Tacere

Tacere è parola che arriva dritta dritta dal latino (taceo). Non parlare quando se ne avrebbe la possibilità, dicono i vocabolari. Singolare che un blog sull'importanza delle parola cominci con la loro assenza, ma attenzione, tacere è altra cosa dallo stare zitti, implica uno sforzo, un'inibizione, avere qualcosa da dire o testimoniare e tenerselo per sè. Silenzio è quiete, tacere è violenza, seppur auto inflitta.
E allora "Taci!" è l'imperativo più sferzante. Taci tu che parli male della tua terra, che getti fango negli occhi che ti hanno visto bambino. Le tue parole appestano e riportano in vita il male sepolto ("Se trovo chi ha fatto le serie de La Piovra e chi scrive libri sulla mafia facendoci fare brutta figura nel mondo, giuro che lo strozzo", Silvio Berlusconi). Tacete voi che screditate i vostri fratelli, che non state dalla parte della Patria, sempre. Tacete voi che ci fate passare da radicali, che esponete la causa alle critiche ("Anche questo è un problema: i sostenitori della pace che temono di essere sospettati di "slealtà" sono sempre più impegnati con la tattica, mentre la destra e i coloni portano avanti una strategia", David Grossman, a proposito della petizioni che invita gli artisti a non esibirsi nel nuovo teatro di Ariel, uno dei territori occupati in Cisgiordania). Tacete puttane che osate reggere lo sguardo, che mettete in discussione l'ordine delle cose, fondato sul vostro dolore.

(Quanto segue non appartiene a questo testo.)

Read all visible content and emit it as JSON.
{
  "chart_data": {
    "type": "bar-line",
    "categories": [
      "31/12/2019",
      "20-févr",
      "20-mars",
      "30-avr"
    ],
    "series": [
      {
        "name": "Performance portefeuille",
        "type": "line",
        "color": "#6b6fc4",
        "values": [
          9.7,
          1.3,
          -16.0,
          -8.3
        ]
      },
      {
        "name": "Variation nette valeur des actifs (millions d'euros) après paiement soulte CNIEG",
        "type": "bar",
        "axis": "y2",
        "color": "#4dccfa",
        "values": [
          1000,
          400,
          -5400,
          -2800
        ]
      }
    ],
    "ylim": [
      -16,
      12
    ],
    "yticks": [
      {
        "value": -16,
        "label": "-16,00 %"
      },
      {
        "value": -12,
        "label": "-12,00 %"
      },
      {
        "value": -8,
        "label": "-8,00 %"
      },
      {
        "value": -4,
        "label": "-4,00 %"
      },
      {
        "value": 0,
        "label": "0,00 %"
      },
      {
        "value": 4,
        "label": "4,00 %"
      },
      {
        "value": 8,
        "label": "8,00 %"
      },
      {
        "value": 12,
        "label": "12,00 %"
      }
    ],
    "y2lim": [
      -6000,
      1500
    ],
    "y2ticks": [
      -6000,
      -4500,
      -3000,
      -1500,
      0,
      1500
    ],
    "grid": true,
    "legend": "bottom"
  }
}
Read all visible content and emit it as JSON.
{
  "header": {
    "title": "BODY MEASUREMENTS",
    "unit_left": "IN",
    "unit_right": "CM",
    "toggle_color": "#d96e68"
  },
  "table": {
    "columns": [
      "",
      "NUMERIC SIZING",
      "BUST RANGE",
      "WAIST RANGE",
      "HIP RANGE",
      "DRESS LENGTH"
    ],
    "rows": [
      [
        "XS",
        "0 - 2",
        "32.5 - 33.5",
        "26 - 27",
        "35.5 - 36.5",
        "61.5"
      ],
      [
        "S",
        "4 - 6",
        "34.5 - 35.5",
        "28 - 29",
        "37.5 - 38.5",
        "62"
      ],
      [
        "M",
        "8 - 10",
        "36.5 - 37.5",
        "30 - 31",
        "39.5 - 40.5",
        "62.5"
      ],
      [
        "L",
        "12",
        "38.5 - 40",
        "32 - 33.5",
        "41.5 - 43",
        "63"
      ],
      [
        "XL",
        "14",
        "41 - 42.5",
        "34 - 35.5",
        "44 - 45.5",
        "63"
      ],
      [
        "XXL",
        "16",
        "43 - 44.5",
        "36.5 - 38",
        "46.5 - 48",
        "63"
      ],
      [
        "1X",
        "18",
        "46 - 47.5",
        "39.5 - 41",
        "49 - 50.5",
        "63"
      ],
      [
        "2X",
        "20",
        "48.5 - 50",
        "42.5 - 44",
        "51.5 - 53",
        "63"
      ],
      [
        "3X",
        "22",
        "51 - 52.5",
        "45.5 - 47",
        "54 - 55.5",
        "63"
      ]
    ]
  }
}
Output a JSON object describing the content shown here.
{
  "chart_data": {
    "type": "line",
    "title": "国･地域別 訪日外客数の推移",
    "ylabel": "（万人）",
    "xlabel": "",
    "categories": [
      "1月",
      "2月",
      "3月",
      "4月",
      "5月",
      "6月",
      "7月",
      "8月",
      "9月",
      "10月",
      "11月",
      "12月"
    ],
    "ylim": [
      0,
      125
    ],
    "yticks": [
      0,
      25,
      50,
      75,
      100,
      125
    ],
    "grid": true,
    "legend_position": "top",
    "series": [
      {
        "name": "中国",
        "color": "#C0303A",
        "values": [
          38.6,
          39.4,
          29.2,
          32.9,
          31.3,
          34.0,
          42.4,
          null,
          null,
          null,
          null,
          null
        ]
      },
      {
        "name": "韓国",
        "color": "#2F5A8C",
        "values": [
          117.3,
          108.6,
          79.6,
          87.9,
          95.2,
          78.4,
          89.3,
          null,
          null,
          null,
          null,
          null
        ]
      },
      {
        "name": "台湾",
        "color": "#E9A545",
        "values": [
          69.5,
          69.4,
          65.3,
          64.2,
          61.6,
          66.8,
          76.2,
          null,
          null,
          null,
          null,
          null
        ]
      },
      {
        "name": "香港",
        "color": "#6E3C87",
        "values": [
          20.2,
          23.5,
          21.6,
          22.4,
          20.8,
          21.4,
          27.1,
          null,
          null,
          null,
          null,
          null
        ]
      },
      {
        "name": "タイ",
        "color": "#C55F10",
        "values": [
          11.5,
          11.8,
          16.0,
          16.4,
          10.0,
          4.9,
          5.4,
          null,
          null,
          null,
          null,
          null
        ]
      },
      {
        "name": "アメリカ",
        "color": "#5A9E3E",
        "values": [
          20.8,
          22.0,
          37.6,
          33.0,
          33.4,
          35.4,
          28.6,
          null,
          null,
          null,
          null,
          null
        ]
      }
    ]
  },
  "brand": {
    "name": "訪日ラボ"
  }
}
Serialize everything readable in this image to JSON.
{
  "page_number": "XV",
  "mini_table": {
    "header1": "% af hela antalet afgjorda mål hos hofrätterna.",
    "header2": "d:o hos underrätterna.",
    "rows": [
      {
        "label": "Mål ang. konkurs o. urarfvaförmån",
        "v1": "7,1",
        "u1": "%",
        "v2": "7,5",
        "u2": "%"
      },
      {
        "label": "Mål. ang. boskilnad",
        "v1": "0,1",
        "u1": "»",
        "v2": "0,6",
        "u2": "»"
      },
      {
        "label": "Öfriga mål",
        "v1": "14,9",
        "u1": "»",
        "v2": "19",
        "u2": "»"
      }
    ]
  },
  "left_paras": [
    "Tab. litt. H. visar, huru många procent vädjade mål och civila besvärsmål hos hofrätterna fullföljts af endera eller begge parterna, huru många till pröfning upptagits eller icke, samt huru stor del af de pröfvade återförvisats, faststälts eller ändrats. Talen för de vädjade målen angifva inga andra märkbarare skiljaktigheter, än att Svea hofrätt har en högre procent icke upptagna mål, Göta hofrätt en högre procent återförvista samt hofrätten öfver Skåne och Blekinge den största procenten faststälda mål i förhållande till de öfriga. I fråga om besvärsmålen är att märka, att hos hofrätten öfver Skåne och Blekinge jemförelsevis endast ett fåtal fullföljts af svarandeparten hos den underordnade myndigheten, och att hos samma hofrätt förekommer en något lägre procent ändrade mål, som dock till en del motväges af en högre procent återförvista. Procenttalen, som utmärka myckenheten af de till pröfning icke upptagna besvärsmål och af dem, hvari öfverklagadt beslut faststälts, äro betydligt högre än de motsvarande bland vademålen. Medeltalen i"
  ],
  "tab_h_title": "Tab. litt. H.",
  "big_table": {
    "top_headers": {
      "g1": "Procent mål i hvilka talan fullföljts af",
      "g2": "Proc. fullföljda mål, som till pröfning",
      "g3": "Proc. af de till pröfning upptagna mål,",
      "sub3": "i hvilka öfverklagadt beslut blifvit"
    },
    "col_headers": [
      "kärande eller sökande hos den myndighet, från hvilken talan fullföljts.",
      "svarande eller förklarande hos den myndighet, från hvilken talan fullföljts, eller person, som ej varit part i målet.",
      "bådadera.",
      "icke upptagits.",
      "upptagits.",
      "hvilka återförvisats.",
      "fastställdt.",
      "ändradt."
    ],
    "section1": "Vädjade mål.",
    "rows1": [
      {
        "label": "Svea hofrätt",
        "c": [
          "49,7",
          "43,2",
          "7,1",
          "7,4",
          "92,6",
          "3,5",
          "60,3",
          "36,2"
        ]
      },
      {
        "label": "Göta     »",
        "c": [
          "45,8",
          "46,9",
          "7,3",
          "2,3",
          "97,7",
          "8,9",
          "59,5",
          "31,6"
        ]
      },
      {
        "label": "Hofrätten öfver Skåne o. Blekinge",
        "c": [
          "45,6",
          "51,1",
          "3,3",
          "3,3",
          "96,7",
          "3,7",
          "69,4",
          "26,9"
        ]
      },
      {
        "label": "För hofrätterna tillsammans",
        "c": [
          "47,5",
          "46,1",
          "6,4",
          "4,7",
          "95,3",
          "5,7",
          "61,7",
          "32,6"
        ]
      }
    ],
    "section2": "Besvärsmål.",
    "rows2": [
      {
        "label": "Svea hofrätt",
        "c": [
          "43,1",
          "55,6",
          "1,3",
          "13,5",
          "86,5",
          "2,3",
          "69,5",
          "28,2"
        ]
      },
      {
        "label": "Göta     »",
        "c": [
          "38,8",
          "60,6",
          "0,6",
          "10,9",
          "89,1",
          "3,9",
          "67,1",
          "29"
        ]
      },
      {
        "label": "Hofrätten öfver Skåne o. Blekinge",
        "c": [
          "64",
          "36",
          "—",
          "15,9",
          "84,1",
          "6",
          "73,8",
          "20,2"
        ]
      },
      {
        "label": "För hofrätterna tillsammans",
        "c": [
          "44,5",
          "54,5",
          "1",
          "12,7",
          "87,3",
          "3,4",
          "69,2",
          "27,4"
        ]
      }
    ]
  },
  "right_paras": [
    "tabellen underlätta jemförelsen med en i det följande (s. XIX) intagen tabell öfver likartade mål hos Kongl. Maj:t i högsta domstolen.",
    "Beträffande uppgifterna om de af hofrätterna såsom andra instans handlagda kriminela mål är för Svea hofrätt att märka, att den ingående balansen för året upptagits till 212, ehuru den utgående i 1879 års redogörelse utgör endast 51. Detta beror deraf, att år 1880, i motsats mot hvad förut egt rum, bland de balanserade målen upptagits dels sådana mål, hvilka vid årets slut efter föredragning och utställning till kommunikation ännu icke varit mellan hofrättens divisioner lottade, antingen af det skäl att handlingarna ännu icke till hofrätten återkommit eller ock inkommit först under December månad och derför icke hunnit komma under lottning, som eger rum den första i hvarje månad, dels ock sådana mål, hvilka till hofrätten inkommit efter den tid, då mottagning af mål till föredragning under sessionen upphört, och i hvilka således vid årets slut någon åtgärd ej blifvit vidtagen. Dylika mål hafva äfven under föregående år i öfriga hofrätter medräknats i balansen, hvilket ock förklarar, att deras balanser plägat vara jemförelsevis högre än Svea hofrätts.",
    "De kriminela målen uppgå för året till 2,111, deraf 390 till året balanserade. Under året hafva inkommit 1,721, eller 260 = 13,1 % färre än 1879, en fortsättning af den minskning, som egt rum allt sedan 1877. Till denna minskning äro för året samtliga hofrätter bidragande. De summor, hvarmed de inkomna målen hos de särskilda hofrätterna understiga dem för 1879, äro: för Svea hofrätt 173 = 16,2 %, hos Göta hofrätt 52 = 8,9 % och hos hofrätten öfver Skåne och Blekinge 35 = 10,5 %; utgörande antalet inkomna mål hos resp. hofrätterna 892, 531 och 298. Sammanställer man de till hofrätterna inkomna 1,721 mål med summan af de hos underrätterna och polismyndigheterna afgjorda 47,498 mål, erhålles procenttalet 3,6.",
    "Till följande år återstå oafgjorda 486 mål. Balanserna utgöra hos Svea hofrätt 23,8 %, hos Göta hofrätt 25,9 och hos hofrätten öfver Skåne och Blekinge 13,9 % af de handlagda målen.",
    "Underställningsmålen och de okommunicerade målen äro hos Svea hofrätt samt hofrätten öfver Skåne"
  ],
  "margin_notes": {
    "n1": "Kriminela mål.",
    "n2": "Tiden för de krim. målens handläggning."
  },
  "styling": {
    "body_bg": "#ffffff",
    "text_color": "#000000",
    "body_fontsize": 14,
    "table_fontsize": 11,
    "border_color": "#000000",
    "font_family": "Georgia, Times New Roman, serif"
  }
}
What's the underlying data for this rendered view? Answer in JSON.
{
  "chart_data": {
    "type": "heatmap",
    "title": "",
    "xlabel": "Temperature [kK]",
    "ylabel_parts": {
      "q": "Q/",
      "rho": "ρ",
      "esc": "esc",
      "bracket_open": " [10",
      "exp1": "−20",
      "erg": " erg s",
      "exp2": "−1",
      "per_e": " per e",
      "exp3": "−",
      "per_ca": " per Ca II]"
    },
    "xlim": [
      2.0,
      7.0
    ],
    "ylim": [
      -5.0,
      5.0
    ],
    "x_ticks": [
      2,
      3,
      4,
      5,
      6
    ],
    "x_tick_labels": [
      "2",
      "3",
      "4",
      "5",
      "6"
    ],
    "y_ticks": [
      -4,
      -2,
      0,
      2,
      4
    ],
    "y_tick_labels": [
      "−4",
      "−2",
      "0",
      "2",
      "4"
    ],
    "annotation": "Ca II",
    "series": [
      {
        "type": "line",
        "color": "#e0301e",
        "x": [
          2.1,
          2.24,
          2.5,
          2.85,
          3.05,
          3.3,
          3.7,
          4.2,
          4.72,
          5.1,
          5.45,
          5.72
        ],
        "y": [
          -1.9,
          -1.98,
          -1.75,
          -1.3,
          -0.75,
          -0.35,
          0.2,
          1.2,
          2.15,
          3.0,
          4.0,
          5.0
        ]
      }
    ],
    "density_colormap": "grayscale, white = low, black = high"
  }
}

Tacete cassandre, noiose e querule, pensate a divertivi, invece di insultare i vostri uomini e il vostro paese (dalla testimonianza di due ragazze afghane, attiviste per i diritti delle donne nel loro paese).
Taci, taci e volta la faccia dall'altra parte, dimentica e renditi schiavo ("Più profonde ferite che a me inflisse a te il tacere, più grandi stelle ti irretiscono nella loro insidia di sguardi, più bianca cenere giace sulla parola cui hai creduto", Paul Celan).